Branding the Peace Corps — President Obama allowing agency to change logo

pclogo

FROM USA TODAY

BY GREGORY KORTE

APRIL 11, 2016 WASHINGTON — President Obama, often criticized by Republicans for constitutional overreach for his use of executive orders to get around Congress, signed the 254th executive order of his presidency Friday — allowing the Peace Corps to change its logo.

In his seven years in office, he’s also used executive orders to change the name of the National Security Staff to the National Security Council staff, to allow the President’s Council on Physical Fitness and Sports to also consider the role of nutrition, and to prohibit government employees from texting while driving.

And, showing that executive orders can attend to even the smallest details, Obama signed an executive order in 2014 to correct a typographical error in a previous executive order — which governed the format of executive orders.

Executive orders are often thought of as the most muscular form of presidential authority. And in some cases, they are. Executive orders can declare national emergencies, impose sanctions on other countries, set federal purchasing policies, and dictate the working conditions for 3 million federal employees.

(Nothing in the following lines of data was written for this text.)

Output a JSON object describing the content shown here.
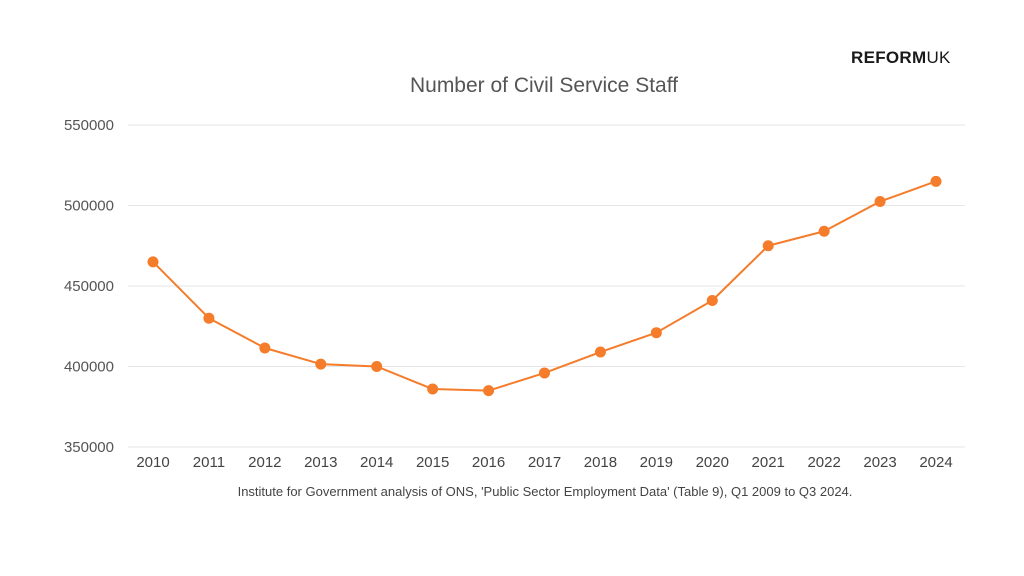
{
  "branding": {
    "logo_bold": "REFORM",
    "logo_light": "UK"
  },
  "chart_data": {
    "type": "line",
    "title": "Number of Civil Service Staff",
    "xlabel": "",
    "ylabel": "",
    "categories": [
      "2010",
      "2011",
      "2012",
      "2013",
      "2014",
      "2015",
      "2016",
      "2017",
      "2018",
      "2019",
      "2020",
      "2021",
      "2022",
      "2023",
      "2024"
    ],
    "series": [
      {
        "name": "Civil Service Staff",
        "color": "#f47c2a",
        "values": [
          465000,
          430000,
          411500,
          401500,
          400000,
          386000,
          385000,
          396000,
          409000,
          421000,
          441000,
          475000,
          484000,
          502500,
          515000
        ]
      }
    ],
    "ylim": [
      350000,
      550000
    ],
    "yticks": [
      "550000",
      "500000",
      "450000",
      "400000",
      "350000"
    ],
    "ytick_values": [
      550000,
      500000,
      450000,
      400000,
      350000
    ],
    "grid": true,
    "legend": "none",
    "source_note": "Institute for Government analysis of ONS, 'Public Sector Employment Data' (Table 9), Q1 2009 to Q3 2024."
  }
}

But more often than not, they deal with more mundane matters of bureaucracy.

“Particularly since Bush, this notion that every executive order constitutes an imperial power grab by the president — it just doesn’t match up with the facts on the ground,” said William Howell, a University of Chicago professor and author of Politics Without Persuasion: The Politics of Direct Presidential Action.

“It’s not all power grabs. A lot of it is clearly trivial stuff,” he said.

That’s one reason why simply counting the number of executive orders issued by a president is a poor measure of how sweeping his use of executive power is. So while President Obama has noted that he’s issuing fewer executive orders than any president in 100 years, it’s debatable how many of those executive orders encroach on the power of Congress.”It is not so much the number of executive orders but executive orders that are in direct violation or in opposition to the intent of the Congress,” saidSen. Pat Roberts, R-Kan., in a debate over the closure of the Guantanamo Bay prison last year.

To figure out how many executive orders are truly significant. Howell has looked at mentions of executive orders on the front page of The New York Times, in court decisions and the congressional record. He estimates that only 10% to 15% of executive orders have significant public policy implications — a proportion that’s increasing over time as presidents issue fewer executive orders overall.

And most executive orders — perhaps 60%, according to a study byBowdoin College professor Andrew Rudalevige — aren’t even written by the White House.

“A lot of these orders are formulated in a department or in an inter-agency process, and they make their way up rather than down,” Rudalevige said. “Often the departments are ordered to do things that they’ve asked to be ordered to do.”

That appears to be the case with the executive order Obama signed Friday. Under a 1979 executive order by President Carter, the president alone has the authority “to adopt and alter an official seal or emblem of the Peace Corps.” So unless Obama wanted to personally sign off on the new design, the Peace Corps needed to ask for the legal authority to do it themselves.In a report to Congress Friday, the White House said the Peace Corps executive order would allow “more robust brand protection as the agency pursues communications and volunteer recruitment campaigns and future strategic partnerships.” Peace Corps Press Director Erin Durney said the agency was looking forward to making changes in the emblem in the future.

FYI: On Wednesday evening, April 20, from 5:00 to 7:00, the Peace Corps Director is having a “celebration and preview of the new Peace Corps branding” for invited guests in the Director’s Conference room at the Headquarters in Washington, D.C. This event will include a presentation of the brand platform, website design and visual identity, followed by a reception. — John

Obama
 The White House
Office of the Press Secretary
For Immediate Release
April 08, 2016
Executive Order — Amending Executive Order 12137
EXECUTIVE ORDER

AMENDING EXECUTIVE ORDER 12137

By the authority vested in me as President by the Constitution and the laws of the United States, including section 19 of the Peace Corps Act, as amended (22 U.S.C. 2518) and section 301 of title 3, United States Code, it is hereby ordered as follows:

Section 1. Amendment to Executive Order 12137. Executive Order 12137 of May 16, 1979, as amended, is further amended as follows:
(a) In section 1-1, a new section 1-113 is added to read as follows: “1-113. The functions of adopting, altering, and using an official seal or emblem of the Peace Corps as set forth in section 19 of the Peace Corps Act (22 U.S.C. 2518) is hereby delegated to the Director of the Peace Corps.”
(b) In section 1-3, section 1-301(e) is deleted.
Sec. 2. General Provisions.
(a) Nothing in this order shall be construed to impair or otherwise affect: the authority granted by law to an executive department, agency, or the head thereof; or the functions of the Director of the Office of Management and Budget relating to budgetary, administrative, or legislative proposals.
(b) This order shall be implemented consistent with applicable law and subject to the availability of appropriations.
(c) This order is not intended to, and does not, create any right or benefit, substantive or procedural, enforceable at law or in equity by any party against the United States, its departments, agencies, or entities, its officers, employees, or agents, or any other person.